Консульское правление решительно восстановило во Франции общество и его пристойные увеселения: тогда родился и вкус, более тонкий, менее мещанский, и выказался в убранстве комнат. Всё делалось а л’антик (открытие Помпеи и Геркуланума чрезвычайно тому способствовало). Парижане мало заботились о Лионе и его мануфактурах, но правителю Франции надобно было поощрить их: и шелковые ткани опять явились, но уже по прежнему не натягивались на стенах, а щеголевато драпировались вокруг них и вокруг колонн, в иных местах их заменяющих. Везде показались алебастровые вазы, с иссеченными мифологическими изображениями, курительницы и столики в виде треножников, курульские кресла, длинные кушетки, где руки опирались на орлов, грифонов или сфинксов. Позолоченное или крашеное и лакированное дерево давно уже забыто, гадкая латунь тоже брошена; а красное дерево, вошедшее во всеобщее употребление, начало украшаться вызолоченными бронзовыми фигурами, прекрасной отработки, лирами, головками: медузиными, львиными и даже бараньими. Всё это пришло к нам не ранее 1805 года, и по моему, в этом роде ничего лучше придумать невозможно. Могли ли жители окрестностей Везувия вообразить себе, что через полторы тысячи лет из их могил весь житейский их быт вдруг перейдет в Гиперборейские страны? Одно было в этом несколько смешно: все те вещи, кои у древних были для обыкновенного, домашнего употребления, у французов и у нас служили одним украшением; например, вазы не сохраняли у нас никаких жидкостей, треножники не курились, и лампы в древнем вкусе, с своими длинными носиками, никогда не зажигались.
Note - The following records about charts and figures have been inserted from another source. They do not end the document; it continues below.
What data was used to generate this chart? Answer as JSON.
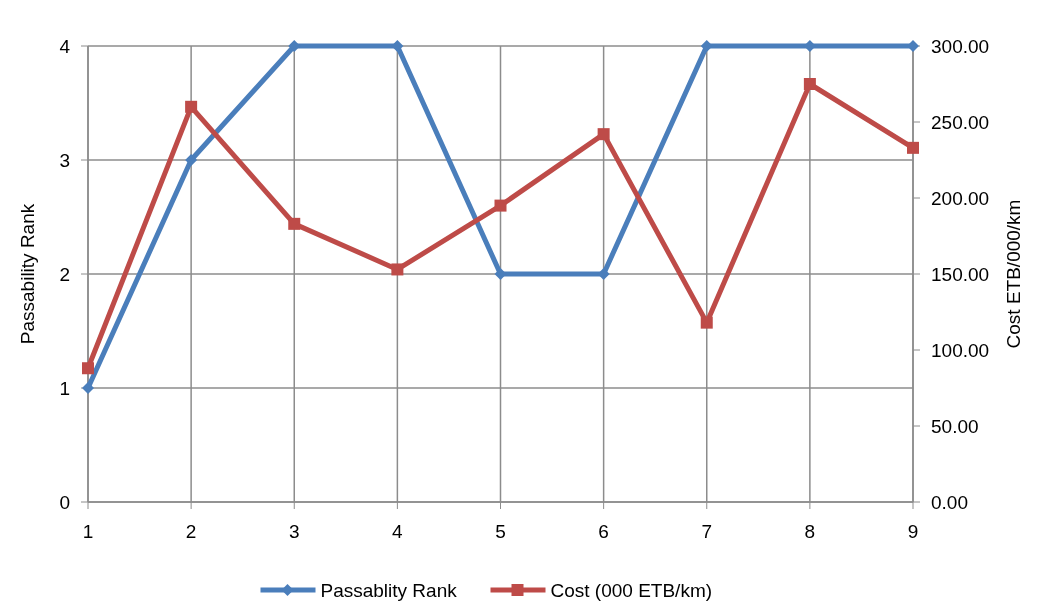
{
  "chart_data": {
    "type": "line",
    "ylabel": "Passability Rank",
    "y2label": "Cost ETB/000/km",
    "x": [
      1,
      2,
      3,
      4,
      5,
      6,
      7,
      8,
      9
    ],
    "xlim": [
      1,
      9
    ],
    "xticks": [
      1,
      2,
      3,
      4,
      5,
      6,
      7,
      8,
      9
    ],
    "ylim": [
      0,
      4
    ],
    "yticks": [
      0,
      1,
      2,
      3,
      4
    ],
    "y2lim": [
      0,
      300
    ],
    "y2ticks": [
      {
        "value": 0,
        "label": "0.00"
      },
      {
        "value": 50,
        "label": "50.00"
      },
      {
        "value": 100,
        "label": "100.00"
      },
      {
        "value": 150,
        "label": "150.00"
      },
      {
        "value": 200,
        "label": "200.00"
      },
      {
        "value": 250,
        "label": "250.00"
      },
      {
        "value": 300,
        "label": "300.00"
      }
    ],
    "series": [
      {
        "name": "Passablity Rank",
        "color": "#4a7ebb",
        "marker": "diamond",
        "values": [
          1,
          3,
          4,
          4,
          2,
          2,
          4,
          4,
          4
        ]
      },
      {
        "name": "Cost (000 ETB/km)",
        "color": "#be4b48",
        "marker": "square",
        "axis": "y2",
        "values": [
          88,
          260,
          183,
          153,
          195,
          242,
          118,
          275,
          233
        ]
      }
    ],
    "grid": true,
    "legend": "bottom"
  }
}
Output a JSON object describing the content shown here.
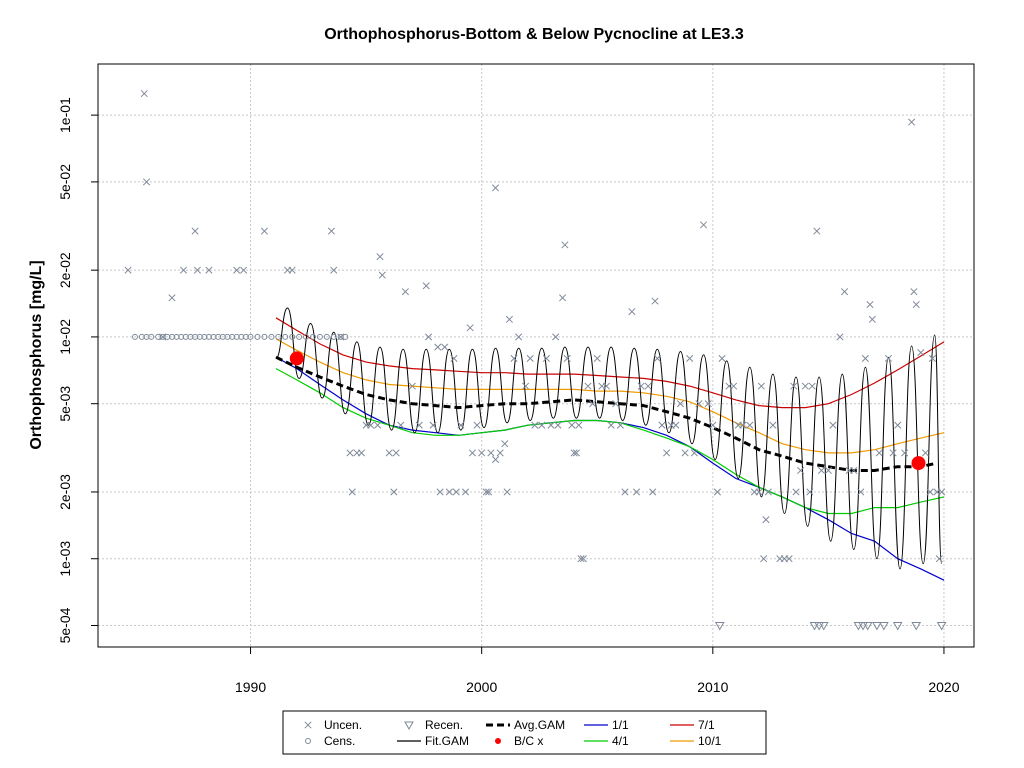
{
  "chart_data": {
    "type": "scatter",
    "title": "Orthophosphorus-Bottom & Below Pycnocline at LE3.3",
    "xlabel": "",
    "ylabel": "Orthophosphorus [mg/L]",
    "y_scale": "log",
    "xlim": [
      1983.4,
      2021.3
    ],
    "ylim": [
      0.0004,
      0.17
    ],
    "x_ticks": [
      1990,
      2000,
      2010,
      2020
    ],
    "x_tick_labels": [
      "1990",
      "2000",
      "2010",
      "2020"
    ],
    "y_ticks": [
      0.0005,
      0.001,
      0.002,
      0.005,
      0.01,
      0.02,
      0.05,
      0.1
    ],
    "y_tick_labels": [
      "5e-04",
      "1e-03",
      "2e-03",
      "5e-03",
      "1e-02",
      "2e-02",
      "5e-02",
      "1e-01"
    ],
    "grid": true,
    "legend_position": "bottom",
    "colors": {
      "uncensored": "#7f8a99",
      "censored": "#7f8a99",
      "recensored": "#7f8a99",
      "fit_gam": "#000000",
      "avg_gam": "#000000",
      "bc": "#ff0000",
      "p1_1": "#0000cd",
      "p4_1": "#00cd00",
      "p7_1": "#cd0000",
      "p10_1": "#ee9a00",
      "grid": "#c8c8c8"
    },
    "legend": [
      {
        "key": "uncen",
        "label": "Uncen."
      },
      {
        "key": "recen",
        "label": "Recen."
      },
      {
        "key": "avg",
        "label": "Avg.GAM"
      },
      {
        "key": "p11",
        "label": "1/1"
      },
      {
        "key": "p71",
        "label": "7/1"
      },
      {
        "key": "cens",
        "label": "Cens."
      },
      {
        "key": "fit",
        "label": "Fit.GAM"
      },
      {
        "key": "bc",
        "label": "B/C x"
      },
      {
        "key": "p41",
        "label": "4/1"
      },
      {
        "key": "p101",
        "label": "10/1"
      }
    ],
    "uncensored_points": [
      [
        1984.7,
        0.02
      ],
      [
        1985.4,
        0.125
      ],
      [
        1985.5,
        0.05
      ],
      [
        1986.2,
        0.01
      ],
      [
        1986.6,
        0.015
      ],
      [
        1987.1,
        0.02
      ],
      [
        1987.6,
        0.03
      ],
      [
        1987.7,
        0.02
      ],
      [
        1988.2,
        0.02
      ],
      [
        1989.4,
        0.02
      ],
      [
        1989.7,
        0.02
      ],
      [
        1990.6,
        0.03
      ],
      [
        1991.6,
        0.02
      ],
      [
        1991.8,
        0.02
      ],
      [
        1993.5,
        0.03
      ],
      [
        1993.6,
        0.02
      ],
      [
        1993.9,
        0.01
      ],
      [
        1994.3,
        0.003
      ],
      [
        1994.4,
        0.002
      ],
      [
        1994.6,
        0.003
      ],
      [
        1994.8,
        0.003
      ],
      [
        1995.0,
        0.004
      ],
      [
        1995.2,
        0.004
      ],
      [
        1995.5,
        0.004
      ],
      [
        1995.6,
        0.023
      ],
      [
        1995.7,
        0.019
      ],
      [
        1996.0,
        0.003
      ],
      [
        1996.2,
        0.002
      ],
      [
        1996.3,
        0.003
      ],
      [
        1996.5,
        0.004
      ],
      [
        1996.7,
        0.016
      ],
      [
        1997.0,
        0.006
      ],
      [
        1997.3,
        0.004
      ],
      [
        1997.6,
        0.017
      ],
      [
        1997.7,
        0.01
      ],
      [
        1997.9,
        0.004
      ],
      [
        1998.1,
        0.009
      ],
      [
        1998.2,
        0.002
      ],
      [
        1998.4,
        0.009
      ],
      [
        1998.6,
        0.002
      ],
      [
        1998.8,
        0.008
      ],
      [
        1998.9,
        0.002
      ],
      [
        1999.1,
        0.004
      ],
      [
        1999.3,
        0.002
      ],
      [
        1999.5,
        0.011
      ],
      [
        1999.6,
        0.003
      ],
      [
        1999.8,
        0.004
      ],
      [
        2000.0,
        0.003
      ],
      [
        2000.2,
        0.002
      ],
      [
        2000.3,
        0.002
      ],
      [
        2000.4,
        0.003
      ],
      [
        2000.6,
        0.0028
      ],
      [
        2000.6,
        0.047
      ],
      [
        2000.8,
        0.003
      ],
      [
        2001.0,
        0.0033
      ],
      [
        2001.1,
        0.002
      ],
      [
        2001.2,
        0.012
      ],
      [
        2001.4,
        0.008
      ],
      [
        2001.6,
        0.01
      ],
      [
        2001.9,
        0.006
      ],
      [
        2002.1,
        0.008
      ],
      [
        2002.3,
        0.004
      ],
      [
        2002.6,
        0.004
      ],
      [
        2002.8,
        0.008
      ],
      [
        2003.0,
        0.004
      ],
      [
        2003.2,
        0.01
      ],
      [
        2003.3,
        0.004
      ],
      [
        2003.5,
        0.015
      ],
      [
        2003.6,
        0.026
      ],
      [
        2003.7,
        0.008
      ],
      [
        2003.9,
        0.004
      ],
      [
        2004.0,
        0.003
      ],
      [
        2004.1,
        0.003
      ],
      [
        2004.2,
        0.004
      ],
      [
        2004.3,
        0.001
      ],
      [
        2004.4,
        0.001
      ],
      [
        2004.6,
        0.006
      ],
      [
        2004.8,
        0.005
      ],
      [
        2005.0,
        0.008
      ],
      [
        2005.2,
        0.006
      ],
      [
        2005.4,
        0.006
      ],
      [
        2005.6,
        0.004
      ],
      [
        2005.8,
        0.005
      ],
      [
        2006.0,
        0.004
      ],
      [
        2006.2,
        0.002
      ],
      [
        2006.5,
        0.013
      ],
      [
        2006.7,
        0.002
      ],
      [
        2006.9,
        0.006
      ],
      [
        2007.2,
        0.006
      ],
      [
        2007.4,
        0.002
      ],
      [
        2007.5,
        0.0145
      ],
      [
        2007.6,
        0.008
      ],
      [
        2007.8,
        0.004
      ],
      [
        2008.0,
        0.003
      ],
      [
        2008.2,
        0.004
      ],
      [
        2008.4,
        0.004
      ],
      [
        2008.6,
        0.005
      ],
      [
        2008.8,
        0.003
      ],
      [
        2009.0,
        0.008
      ],
      [
        2009.2,
        0.003
      ],
      [
        2009.4,
        0.005
      ],
      [
        2009.6,
        0.032
      ],
      [
        2009.8,
        0.005
      ],
      [
        2010.0,
        0.004
      ],
      [
        2010.2,
        0.002
      ],
      [
        2010.4,
        0.008
      ],
      [
        2010.7,
        0.006
      ],
      [
        2010.9,
        0.006
      ],
      [
        2011.1,
        0.004
      ],
      [
        2011.3,
        0.004
      ],
      [
        2011.6,
        0.004
      ],
      [
        2011.8,
        0.002
      ],
      [
        2012.0,
        0.002
      ],
      [
        2012.1,
        0.006
      ],
      [
        2012.2,
        0.001
      ],
      [
        2012.3,
        0.0015
      ],
      [
        2012.4,
        0.002
      ],
      [
        2012.6,
        0.004
      ],
      [
        2012.9,
        0.001
      ],
      [
        2013.1,
        0.001
      ],
      [
        2013.3,
        0.001
      ],
      [
        2013.5,
        0.006
      ],
      [
        2013.6,
        0.002
      ],
      [
        2013.8,
        0.0025
      ],
      [
        2014.0,
        0.006
      ],
      [
        2014.2,
        0.002
      ],
      [
        2014.3,
        0.006
      ],
      [
        2014.5,
        0.03
      ],
      [
        2014.7,
        0.0025
      ],
      [
        2015.0,
        0.0025
      ],
      [
        2015.2,
        0.004
      ],
      [
        2015.5,
        0.01
      ],
      [
        2015.7,
        0.016
      ],
      [
        2015.9,
        0.0025
      ],
      [
        2016.1,
        0.0025
      ],
      [
        2016.4,
        0.002
      ],
      [
        2016.6,
        0.008
      ],
      [
        2016.8,
        0.014
      ],
      [
        2016.9,
        0.012
      ],
      [
        2017.2,
        0.003
      ],
      [
        2017.6,
        0.008
      ],
      [
        2017.8,
        0.003
      ],
      [
        2018.0,
        0.004
      ],
      [
        2018.3,
        0.003
      ],
      [
        2018.6,
        0.093
      ],
      [
        2018.7,
        0.016
      ],
      [
        2018.8,
        0.014
      ],
      [
        2019.0,
        0.0085
      ],
      [
        2019.2,
        0.003
      ],
      [
        2019.4,
        0.002
      ],
      [
        2019.5,
        0.008
      ],
      [
        2019.7,
        0.002
      ],
      [
        2019.8,
        0.001
      ],
      [
        2019.9,
        0.002
      ]
    ],
    "censored_points": [
      [
        1985.0,
        0.01
      ],
      [
        1985.3,
        0.01
      ],
      [
        1985.5,
        0.01
      ],
      [
        1985.7,
        0.01
      ],
      [
        1986.0,
        0.01
      ],
      [
        1986.2,
        0.01
      ],
      [
        1986.4,
        0.01
      ],
      [
        1986.6,
        0.01
      ],
      [
        1986.8,
        0.01
      ],
      [
        1987.0,
        0.01
      ],
      [
        1987.2,
        0.01
      ],
      [
        1987.4,
        0.01
      ],
      [
        1987.6,
        0.01
      ],
      [
        1987.8,
        0.01
      ],
      [
        1988.0,
        0.01
      ],
      [
        1988.2,
        0.01
      ],
      [
        1988.4,
        0.01
      ],
      [
        1988.6,
        0.01
      ],
      [
        1988.8,
        0.01
      ],
      [
        1989.0,
        0.01
      ],
      [
        1989.2,
        0.01
      ],
      [
        1989.4,
        0.01
      ],
      [
        1989.6,
        0.01
      ],
      [
        1989.8,
        0.01
      ],
      [
        1990.0,
        0.01
      ],
      [
        1990.3,
        0.01
      ],
      [
        1990.6,
        0.01
      ],
      [
        1990.9,
        0.01
      ],
      [
        1991.2,
        0.01
      ],
      [
        1991.5,
        0.01
      ],
      [
        1991.8,
        0.01
      ],
      [
        1992.1,
        0.01
      ],
      [
        1992.4,
        0.01
      ],
      [
        1992.7,
        0.01
      ],
      [
        1993.0,
        0.01
      ],
      [
        1993.3,
        0.01
      ],
      [
        1993.6,
        0.01
      ],
      [
        1993.9,
        0.01
      ],
      [
        1994.1,
        0.01
      ]
    ],
    "recensored_points": [
      [
        2010.3,
        0.0005
      ],
      [
        2014.4,
        0.0005
      ],
      [
        2014.6,
        0.0005
      ],
      [
        2014.8,
        0.0005
      ],
      [
        2016.3,
        0.0005
      ],
      [
        2016.5,
        0.0005
      ],
      [
        2016.7,
        0.0005
      ],
      [
        2017.1,
        0.0005
      ],
      [
        2017.4,
        0.0005
      ],
      [
        2018.0,
        0.0005
      ],
      [
        2018.8,
        0.0005
      ],
      [
        2019.9,
        0.0005
      ]
    ],
    "bc_points": [
      [
        1992.0,
        0.008
      ],
      [
        2018.9,
        0.0027
      ]
    ],
    "fit_gam": {
      "x_start": 1991.1,
      "x_end": 2019.9,
      "peaks_x": [
        1991.6,
        1992.6,
        1993.6,
        1994.6,
        1995.6,
        1996.6,
        1997.6,
        1998.6,
        1999.6,
        2000.6,
        2001.6,
        2002.6,
        2003.6,
        2004.6,
        2005.6,
        2006.6,
        2007.6,
        2008.6,
        2009.6,
        2010.6,
        2011.6,
        2012.6,
        2013.6,
        2014.6,
        2015.6,
        2016.6,
        2017.6,
        2018.6,
        2019.6
      ],
      "peaks_y": [
        0.0135,
        0.0115,
        0.0105,
        0.0095,
        0.009,
        0.0088,
        0.0088,
        0.0088,
        0.0088,
        0.0089,
        0.0089,
        0.0089,
        0.009,
        0.009,
        0.009,
        0.0089,
        0.0088,
        0.0086,
        0.0083,
        0.0078,
        0.0073,
        0.0068,
        0.0066,
        0.0066,
        0.0068,
        0.0073,
        0.0081,
        0.0091,
        0.0102
      ],
      "troughs_x": [
        1991.1,
        1992.1,
        1993.1,
        1994.1,
        1995.1,
        1996.1,
        1997.1,
        1998.1,
        1999.1,
        2000.1,
        2001.1,
        2002.1,
        2003.1,
        2004.1,
        2005.1,
        2006.1,
        2007.1,
        2008.1,
        2009.1,
        2010.1,
        2011.1,
        2012.1,
        2013.1,
        2014.1,
        2015.1,
        2016.1,
        2017.1,
        2018.1,
        2019.1,
        2019.9
      ],
      "troughs_y": [
        0.008,
        0.0065,
        0.0053,
        0.0045,
        0.004,
        0.0038,
        0.0037,
        0.0037,
        0.0038,
        0.0039,
        0.0041,
        0.0042,
        0.0043,
        0.0043,
        0.0043,
        0.0042,
        0.004,
        0.0037,
        0.0033,
        0.0028,
        0.0023,
        0.0019,
        0.0016,
        0.0014,
        0.0012,
        0.0011,
        0.001,
        0.0009,
        0.00095,
        0.00095
      ]
    },
    "avg_gam": {
      "x": [
        1991.1,
        1992,
        1993,
        1994,
        1995,
        1996,
        1997,
        1998,
        1999,
        2000,
        2001,
        2002,
        2003,
        2004,
        2005,
        2006,
        2007,
        2008,
        2009,
        2010,
        2011,
        2012,
        2013,
        2014,
        2015,
        2016,
        2017,
        2018,
        2019,
        2019.7
      ],
      "y": [
        0.0081,
        0.0073,
        0.0066,
        0.006,
        0.0055,
        0.0052,
        0.005,
        0.0049,
        0.0048,
        0.0049,
        0.005,
        0.005,
        0.0051,
        0.0052,
        0.0051,
        0.005,
        0.0049,
        0.0046,
        0.0043,
        0.0039,
        0.0035,
        0.0031,
        0.0029,
        0.0027,
        0.0026,
        0.0025,
        0.0025,
        0.0026,
        0.0026,
        0.0027
      ]
    },
    "percentile_lines": [
      {
        "key": "p11",
        "x": [
          1991.1,
          1992,
          1993,
          1994,
          1995,
          1996,
          1997,
          1998,
          1999,
          2000,
          2001,
          2002,
          2003,
          2004,
          2005,
          2006,
          2007,
          2008,
          2009,
          2010,
          2011,
          2012,
          2013,
          2014,
          2015,
          2016,
          2017,
          2018,
          2019,
          2020
        ],
        "y": [
          0.0081,
          0.0072,
          0.0061,
          0.0052,
          0.0045,
          0.004,
          0.0038,
          0.0037,
          0.0036,
          0.0037,
          0.0038,
          0.004,
          0.0041,
          0.0042,
          0.0042,
          0.0041,
          0.0039,
          0.0036,
          0.0032,
          0.0027,
          0.0023,
          0.0021,
          0.0019,
          0.0017,
          0.0015,
          0.0013,
          0.0012,
          0.001,
          0.0009,
          0.0008
        ]
      },
      {
        "key": "p41",
        "x": [
          1991.1,
          1992,
          1993,
          1994,
          1995,
          1996,
          1997,
          1998,
          1999,
          2000,
          2001,
          2002,
          2003,
          2004,
          2005,
          2006,
          2007,
          2008,
          2009,
          2010,
          2011,
          2012,
          2013,
          2014,
          2015,
          2016,
          2017,
          2018,
          2019,
          2020
        ],
        "y": [
          0.0072,
          0.0064,
          0.0056,
          0.0048,
          0.0043,
          0.004,
          0.0037,
          0.0036,
          0.0036,
          0.0037,
          0.0038,
          0.004,
          0.0041,
          0.0042,
          0.0042,
          0.0041,
          0.0038,
          0.0035,
          0.0032,
          0.0028,
          0.0024,
          0.0021,
          0.0019,
          0.0017,
          0.0016,
          0.0016,
          0.0017,
          0.0017,
          0.0018,
          0.0019
        ]
      },
      {
        "key": "p71",
        "x": [
          1991.1,
          1992,
          1993,
          1994,
          1995,
          1996,
          1997,
          1998,
          1999,
          2000,
          2001,
          2002,
          2003,
          2004,
          2005,
          2006,
          2007,
          2008,
          2009,
          2010,
          2011,
          2012,
          2013,
          2014,
          2015,
          2016,
          2017,
          2018,
          2019,
          2020
        ],
        "y": [
          0.0122,
          0.0107,
          0.0093,
          0.0083,
          0.0077,
          0.0074,
          0.0072,
          0.0071,
          0.007,
          0.0069,
          0.0069,
          0.0068,
          0.0068,
          0.0068,
          0.0067,
          0.0066,
          0.0065,
          0.0063,
          0.006,
          0.0056,
          0.0052,
          0.0049,
          0.0048,
          0.0048,
          0.005,
          0.0055,
          0.0062,
          0.0071,
          0.0082,
          0.0095
        ]
      },
      {
        "key": "p101",
        "x": [
          1991.1,
          1992,
          1993,
          1994,
          1995,
          1996,
          1997,
          1998,
          1999,
          2000,
          2001,
          2002,
          2003,
          2004,
          2005,
          2006,
          2007,
          2008,
          2009,
          2010,
          2011,
          2012,
          2013,
          2014,
          2015,
          2016,
          2017,
          2018,
          2019,
          2020
        ],
        "y": [
          0.0098,
          0.0087,
          0.0077,
          0.0069,
          0.0064,
          0.0061,
          0.006,
          0.0059,
          0.0058,
          0.0058,
          0.0058,
          0.0058,
          0.0058,
          0.0058,
          0.0057,
          0.0057,
          0.0056,
          0.0054,
          0.0051,
          0.0046,
          0.0041,
          0.0037,
          0.0033,
          0.0031,
          0.003,
          0.003,
          0.0031,
          0.0033,
          0.0035,
          0.0037
        ]
      }
    ]
  }
}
Теперь от внутреннего убранства перейдем к наружному, то есть к архитектуре. В ней также воскрес вкус римской и греческой древности. Когда у персидского посла в 1815 году спросили, нравится ли ему Петербург? он отвечал, что сей только что вновь строящийся город будет некогда чудесен. Это скорее можно было сказать в начале царствования императора Александра, а еще скорее в нынешние годы. Тогда в одно время начинались конно-гвардейский манеж и все, по разным частям города рассеянные, великолепные гвардейские казармы, и огромная биржевая зала, одетая в колонны, с пристанью и набережными вокруг неё, и быстро подымался Казанский собор с своею рощей из колонн и уже приметно передразнивал церковь Св. Петра в Риме; обывательские же трех и четырехэтажные каменные дома на всех улицах росли не по дням, а по часам. В тоже время чистили и делали судоходною речку Пряжку, бока Мойки выкладывали камнем и перегибали через нее чугунные мосты; по Невскому проспекту и на Васильевском острове протягивали бульвары и, наконец, от самой подошвы перестраивали заново старое, кирпичное, с земляным валом, Адмиралтейство. Так как государь единственным, любимым своим летним местопребыванием избрал небольшой Каменноостровский дворец, то вдруг прервалось угрюмое молчание окрест лежащих островов. Везде на них застучали топор и молот, и засвистела пила; болота их осушились и поросли дачами. Можно себе представить, какая строительная деятельность была тогда во всём Петербурге.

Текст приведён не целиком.